On the other hand, with my dad being my dad, I knew that he cared about his clients. It could easily just be what was on his mind.

“Dad, believe me, if I find out that someone’s using this stuff, I won’t be able to ignore it. I’ll do something.”

I didn’t say exactly what I’d do though. That meant I’d avoided lying, more or less.

12 thoughts on “Chemistry: Part 6”

  1. Awww I was hoping we would get to the meat of his research. 🙂 Oh well maybe next time.
    It was interesting how Keith broke his own arm like that. It reminds me of David Farland’s Runelord series and being a warrior of “unfortunate proportion”.
    Looking forward to the next update Jim.

  2. Looks like maybe Keith had to much juice, and his bones wasn’t able to keep up with the rest of him and broke his arm. That had to hurt.
    I knew those bullies were going to be trouble. I wonder when they will come out and what their powers will be.

  3. Daymon: That’s pretty much exactly the case. I’ve occasionally thought that was awfully convenient that people’s bones grew stronger along with the muscles. Why does it have to work that way all the time?

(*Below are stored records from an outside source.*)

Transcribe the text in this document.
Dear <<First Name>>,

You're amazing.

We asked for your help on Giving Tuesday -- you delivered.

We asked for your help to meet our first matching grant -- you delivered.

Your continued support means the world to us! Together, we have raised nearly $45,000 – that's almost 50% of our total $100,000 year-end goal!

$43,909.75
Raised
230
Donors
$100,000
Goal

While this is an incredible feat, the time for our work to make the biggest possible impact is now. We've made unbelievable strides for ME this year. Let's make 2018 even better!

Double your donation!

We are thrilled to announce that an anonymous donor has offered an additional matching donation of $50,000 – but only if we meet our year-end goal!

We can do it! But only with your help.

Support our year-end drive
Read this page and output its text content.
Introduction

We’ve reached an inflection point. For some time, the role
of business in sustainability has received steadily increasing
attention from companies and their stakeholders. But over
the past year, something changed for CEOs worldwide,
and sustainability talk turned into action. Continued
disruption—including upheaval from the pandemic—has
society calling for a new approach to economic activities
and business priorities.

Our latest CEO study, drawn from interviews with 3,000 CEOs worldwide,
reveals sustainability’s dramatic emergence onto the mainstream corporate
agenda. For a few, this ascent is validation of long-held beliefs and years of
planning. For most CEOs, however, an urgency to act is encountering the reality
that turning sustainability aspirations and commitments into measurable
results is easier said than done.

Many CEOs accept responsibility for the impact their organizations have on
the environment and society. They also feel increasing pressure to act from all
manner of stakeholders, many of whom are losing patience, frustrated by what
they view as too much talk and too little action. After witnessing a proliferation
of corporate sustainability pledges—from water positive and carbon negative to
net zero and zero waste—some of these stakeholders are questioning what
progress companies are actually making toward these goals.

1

    Thomas: There were a bunch of things I wanted to put into this update that just didn’t fit–including the results of the research. They’ll appear in the near future.

  4. Oh, this is looking quite delicious here… A character with superhuman muscle strength but puny human frame, and a family tradition in crafting powered suits? I smell an exoskeleton coming!

  5. Mazzon, I think you are getting Keith mixed up with Chris Cannon the grandson of Man Machine. I don’t think Keith has any family history concerning powered armor.

  6. Wasn’t that already explained earlier when it was mentioned that Red Lightning intentionally brought people with positive power results to the town so he would have a large number of locals as potential recruits?

    1. Yes that was mentioned earlier and beside that red lightining encouraged them to get together
      It was bascially a breeding program in Grand Lake. So if things worked out, there should be more metahumans in Grand Lake than one might think.
      Especially if their powers are inactive, no one would notice until now.